Welcher potentielle Kunde sieht sich dazu in der Lage, mit der jeweils betroffenen Ärzteschaft seine Krankenakte zu klären? Wer will und kann sich mit dem Arzt seines (bisherigen) Vertrauens ernsthaft in eine solche Auseinandersetzung begeben? Oder wer will einem Vermittler so weitreichende Vollmachten erteilen, dass dieser sich rechtssicher mit der „Zerstörung des bisherigen Vertrauensverhältnisses zwischen Arzt und Patient“ auseinandersetzt? Denn genau das wird am Ende im Raum stehen. Und wie wird der Vermittler für diese Leistung vergütet bzw. inwieweit ist eine solche „Beratungsleistung“ des Vermittlers überhaupt zulässig?

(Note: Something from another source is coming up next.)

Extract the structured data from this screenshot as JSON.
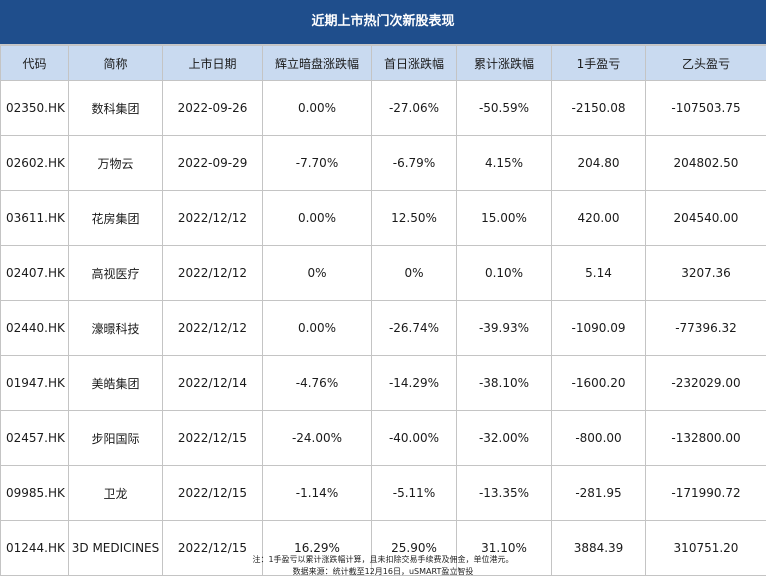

Jedenfalls wird die Klärung der Krankenakte Monate dauern und nicht selten in Rechtsstreitigkeiten mit „unklarem“ Ergebnis enden. Abgesehen davon, dass sich der Patient einen neuen Arzt suchen kann, bleibt er auf irgend eine Art und Weise weiterhin „belastet“ und davon abhängig, wie der Versicherer das Ergebnis bewertet. Dieses Fass aufzumachen hätte zur Folge, dass das Geschäft vor allem der Kranken- und Berufsunfähigkeitsversicherung einem „Glücksspiel mit hohem Einsatz“ gleicht. Ich prognostiziere, dass von zehn Fällen am Ende vielleicht zwei zum Abschluss der angestrebten Versicherung führen und der Kunde noch Patient seines bisherigen Arztes ist.
Der Patient muss sich blind darauf verlassen können, dass seine Krankenakte „sauber“ ist. Das ist die Pflicht des behandelnden Arztes. Und wenn dies nicht der Fall ist, kann dies nicht mit der „Systematik der Abrechnungsmechanismen sowie der dazugehörigen Dokumentation“ oder „systemischen Fehlanreizen des Kassensystems“ entschuldigt und auf den Patienten abgewälzt werden. Und schon gar nicht mit den unter #3 des Artikels aufgeführten Ursachen. Es kann für „unsaubere Patientenakten“ aufgrund irgendwelcher wie auch immer gearteter Verstöße gegen das Vertrauensverhältnis zwischen Arzt und Patient überhaupt keine „Entschuldigung“ geben!